Safety vs. Efficacy
Another important consideration is how the imaging biomarker will be used ‒ to evaluate safety or efficacy. In safety situations, you often need real-time image review and additional clinical data to ensure patient safety can be appropriately assessed. Because the primary objective is the identification of safety signals, the stance is usually aggressive.
In contrast, when evaluating efficacy, the image read isn’t always required for patient management. Therefore, image reviews are typically scheduled in batches, aligned with study milestones and data locks. And the process for managing efficacy reads involves robust management of image quality and controlled access to clinical data.

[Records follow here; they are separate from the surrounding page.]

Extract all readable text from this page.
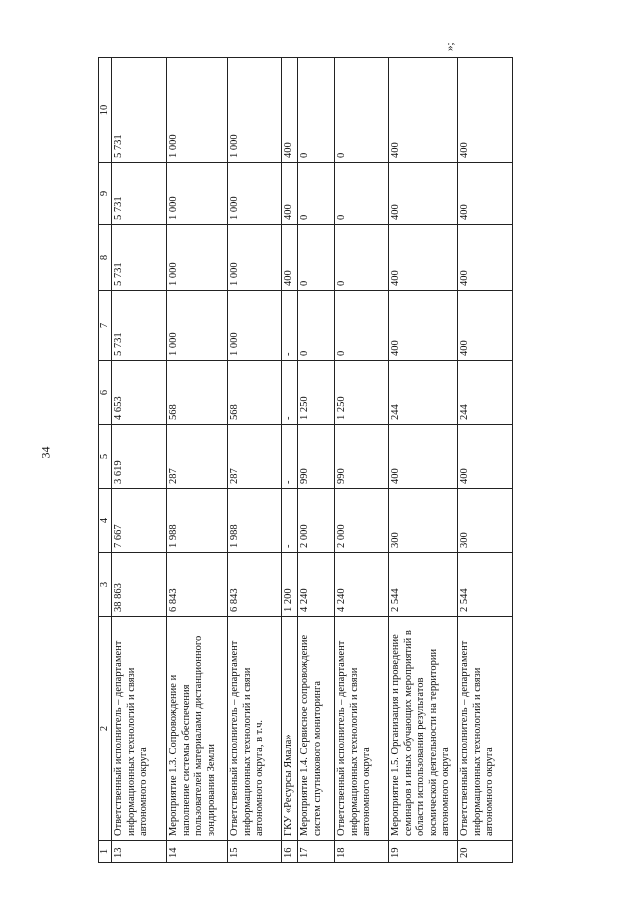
34
1	2	3	4	5	6	7	8	9	10
13	Ответственный исполнитель – департамент информационных технологий и связи автономного округа	38 863	7 667	3 619	4 653	5 731	5 731	5 731	5 731
14	Мероприятие 1.3. Сопровождение и наполнение системы обеспечения пользователей материалами дистанционного зондирования Земли	6 843	1 988	287	568	1 000	1 000	1 000	1 000
15	Ответственный исполнитель – департамент информационных технологий и связи автономного округа, в т.ч.	6 843	1 988	287	568	1 000	1 000	1 000	1 000
16	ГКУ «Ресурсы Ямала»	1 200	-	-	-	-	400	400	400
17	Мероприятие 1.4. Сервисное сопровождение систем спутникового мониторинга	4 240	2 000	990	1 250	0	0	0	0
18	Ответственный исполнитель – департамент информационных технологий и связи автономного округа	4 240	2 000	990	1 250	0	0	0	0
19	Мероприятие 1.5. Организация и проведение семинаров и иных обучающих мероприятий в области использования результатов космической деятельности на территории автономного округа	2 544	300	400	244	400	400	400	400
20	Ответственный исполнитель – департамент информационных технологий и связи автономного округа	2 544	300	400	244	400	400	400	400
»;
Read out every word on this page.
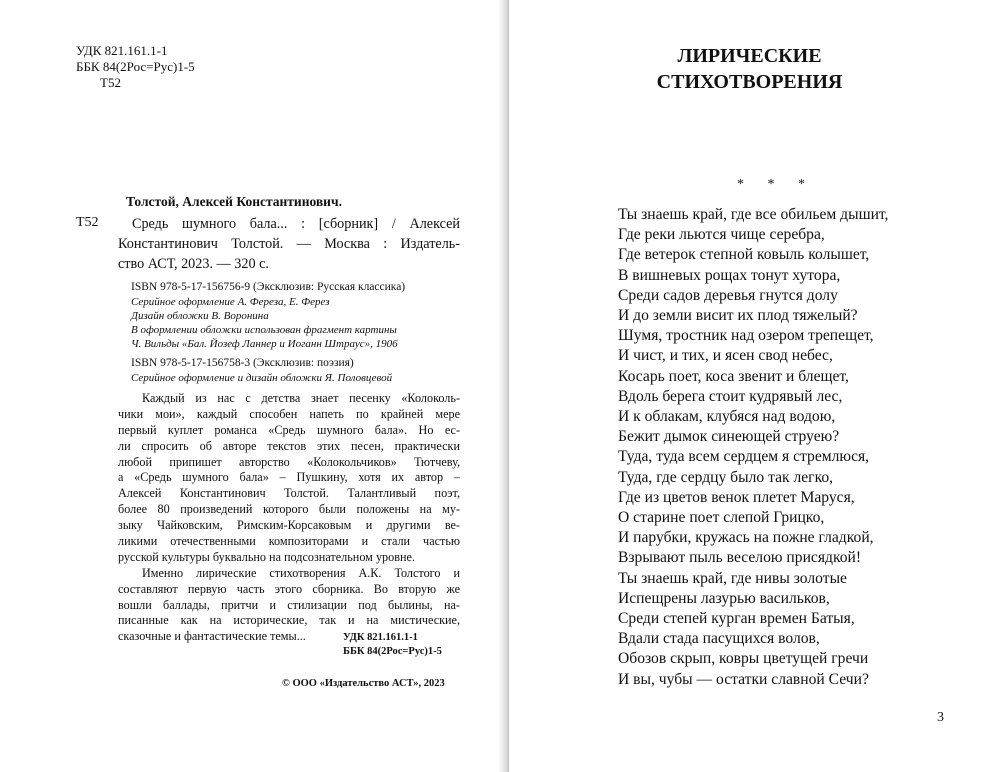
УДК 821.161.1-1
ББК 84(2Рос=Рус)1-5
Т52
Толстой, Алексей Константинович.
Т52	Средь шумного бала... : [сборник] / Алексей
Константинович Толстой. — Москва : Издатель-
ство АСТ, 2023. — 320 с.
ISBN 978-5-17-156756-9 (Эксклюзив: Русская классика)
Серийное оформление А. Фереза, Е. Ферез
Дизайн обложки В. Воронина
В оформлении обложки использован фрагмент картины
Ч. Вильды «Бал. Йозеф Ланнер и Иоганн Штраус», 1906
ISBN 978-5-17-156758-3 (Эксклюзив: поэзия)
Серийное оформление и дизайн обложки Я. Половцевой
Каждый из нас с детства знает песенку «Колоколь-
чики мои», каждый способен напеть по крайней мере
первый куплет романса «Средь шумного бала». Но ес-
ли спросить об авторе текстов этих песен, практически
любой припишет авторство «Колокольчиков» Тютчеву,
а «Средь шумного бала» – Пушкину, хотя их автор –
Алексей Константинович Толстой. Талантливый поэт,
более 80 произведений которого были положены на му-
зыку Чайковским, Римским-Корсаковым и другими ве-
ликими отечественными композиторами и стали частью
русской культуры буквально на подсознательном уровне.
Именно лирические стихотворения А.К. Толстого и
составляют первую часть этого сборника. Во вторую же
вошли баллады, притчи и стилизации под былины, на-
писанные как на исторические, так и на мистические,
сказочные и фантастические темы...	УДК 821.161.1-1
ББК 84(2Рос=Рус)1-5
© ООО «Издательство АСТ», 2023
ЛИРИЧЕСКИЕ
СТИХОТВОРЕНИЯ
* * *
Ты знаешь край, где все обильем дышит,
Где реки льются чище серебра,
Где ветерок степной ковыль колышет,
В вишневых рощах тонут хутора,
Среди садов деревья гнутся долу
И до земли висит их плод тяжелый?
Шумя, тростник над озером трепещет,
И чист, и тих, и ясен свод небес,
Косарь поет, коса звенит и блещет,
Вдоль берега стоит кудрявый лес,
И к облакам, клубяся над водою,
Бежит дымок синеющей струею?
Туда, туда всем сердцем я стремлюся,
Туда, где сердцу было так легко,
Где из цветов венок плетет Маруся,
О старине поет слепой Грицко,
И парубки, кружась на пожне гладкой,
Взрывают пыль веселою присядкой!
Ты знаешь край, где нивы золотые
Испещрены лазурью васильков,
Среди степей курган времен Батыя,
Вдали стада пасущихся волов,
Обозов скрып, ковры цветущей гречи
И вы, чубы — остатки славной Сечи?
3
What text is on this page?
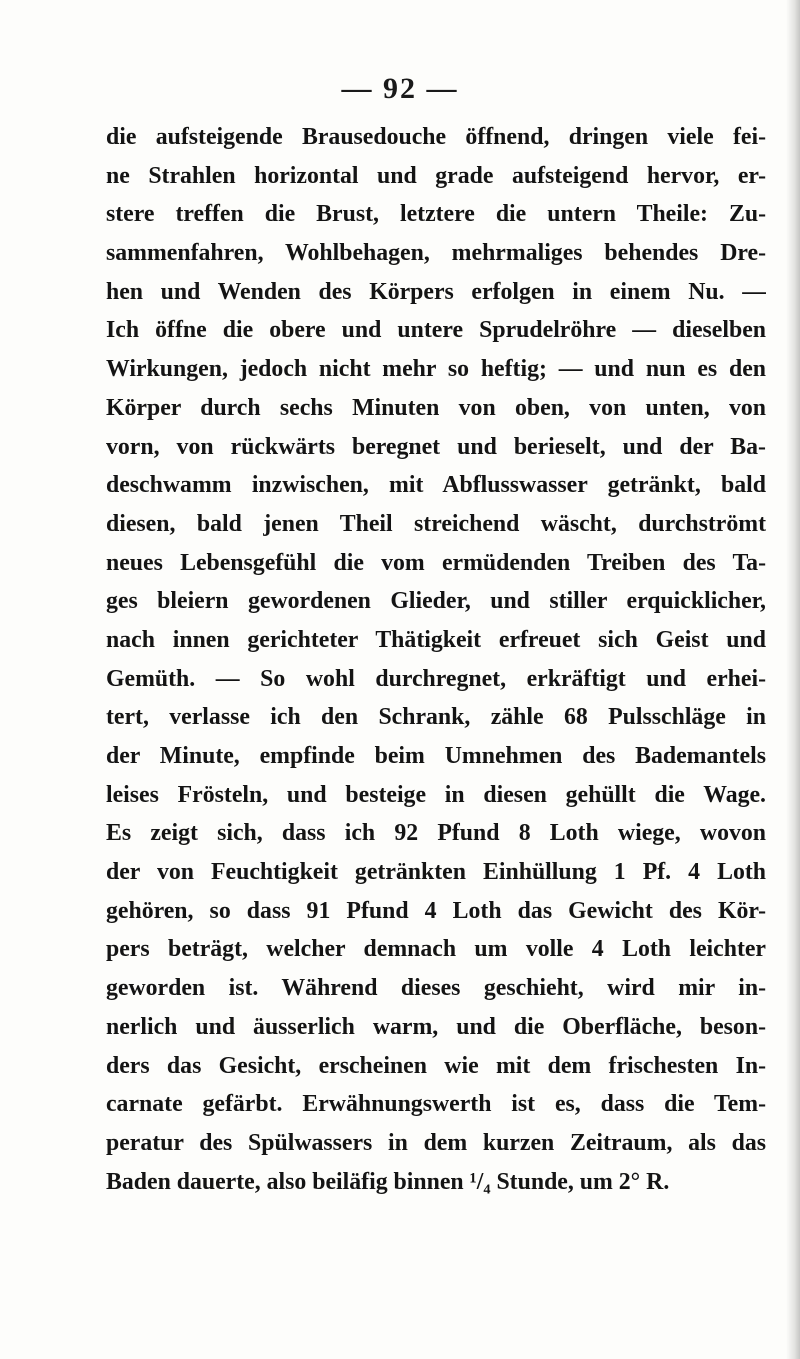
— 92 —
die aufsteigende Brausedouche öffnend, dringen viele fei-
ne Strahlen horizontal und grade aufsteigend hervor, er-
stere treffen die Brust, letztere die untern Theile: Zu-
sammenfahren, Wohlbehagen, mehrmaliges behendes Dre-
hen und Wenden des Körpers erfolgen in einem Nu. —
Ich öffne die obere und untere Sprudelröhre — dieselben
Wirkungen, jedoch nicht mehr so heftig; — und nun es den
Körper durch sechs Minuten von oben, von unten, von
vorn, von rückwärts beregnet und berieselt, und der Ba-
deschwamm inzwischen, mit Abflusswasser getränkt, bald
diesen, bald jenen Theil streichend wäscht, durchströmt
neues Lebensgefühl die vom ermüdenden Treiben des Ta-
ges bleiern gewordenen Glieder, und stiller erquicklicher,
nach innen gerichteter Thätigkeit erfreuet sich Geist und
Gemüth. — So wohl durchregnet, erkräftigt und erhei-
tert, verlasse ich den Schrank, zähle 68 Pulsschläge in
der Minute, empfinde beim Umnehmen des Bademantels
leises Frösteln, und besteige in diesen gehüllt die Wage.
Es zeigt sich, dass ich 92 Pfund 8 Loth wiege, wovon
der von Feuchtigkeit getränkten Einhüllung 1 Pf. 4 Loth
gehören, so dass 91 Pfund 4 Loth das Gewicht des Kör-
pers beträgt, welcher demnach um volle 4 Loth leichter
geworden ist. Während dieses geschieht, wird mir in-
nerlich und äusserlich warm, und die Oberfläche, beson-
ders das Gesicht, erscheinen wie mit dem frischesten In-
carnate gefärbt. Erwähnungswerth ist es, dass die Tem-
peratur des Spülwassers in dem kurzen Zeitraum, als das
Baden dauerte, also beiläfig binnen ¹/₄ Stunde, um 2° R.
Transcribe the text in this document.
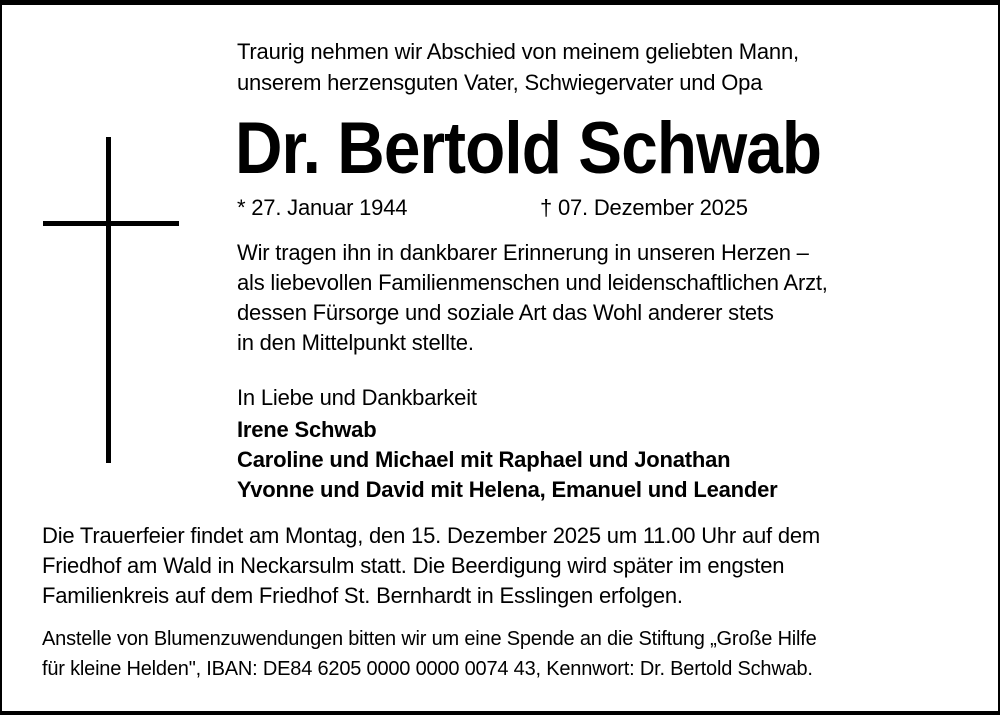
Traurig nehmen wir Abschied von meinem geliebten Mann,
unserem herzensguten Vater, Schwiegervater und Opa
Dr. Bertold Schwab
* 27. Januar 1944	† 07. Dezember 2025
Wir tragen ihn in dankbarer Erinnerung in unseren Herzen –
als liebevollen Familienmenschen und leidenschaftlichen Arzt,
dessen Fürsorge und soziale Art das Wohl anderer stets
in den Mittelpunkt stellte.
In Liebe und Dankbarkeit
Irene Schwab
Caroline und Michael mit Raphael und Jonathan
Yvonne und David mit Helena, Emanuel und Leander
Die Trauerfeier findet am Montag, den 15. Dezember 2025 um 11.00 Uhr auf dem
Friedhof am Wald in Neckarsulm statt. Die Beerdigung wird später im engsten
Familienkreis auf dem Friedhof St. Bernhardt in Esslingen erfolgen.
Anstelle von Blumenzuwendungen bitten wir um eine Spende an die Stiftung „Große Hilfe
für kleine Helden", IBAN: DE84 6205 0000 0000 0074 43, Kennwort: Dr. Bertold Schwab.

So, when the primary objective is the identification of efficacy signals, we typically take a more conservative stance.
Complexity
It’s worth considering two principle dimensions of imaging biomarkers in the clinical trial continuum: the time dimension as a drug moves from early phase studies through to approval and post-approval and the different characteristics of a trial’s design.
The purpose of using imaging biomarkers in early phase trials is usually more for exploratory assessment of efficacy. However, once you advance to pivotal trials, the imaging biomarker will usually be well-established to serve as a primary endpoint.
As a result, the tolerance for complexity is high in early-phase studies, while late phase and pivotal studies used for regulatory submission require tight regulatory and scientific control with broadly accepted imaging biomarkers.
Early vs. Late Phase
Often in early phase studies, when you’re making go/no-go decisions, you’re less concerned with regulatory control. It’s perfectly acceptable to use a complex emerging imaging biomarker that is being developed at a leading academic institution during this phase.
Whereas in later phase studies, regulatory validation and approval become critical factors, so less established biomarkers may not suffice. This also translates into the trial’s size and geographical reach, where you go from small and local to large and global.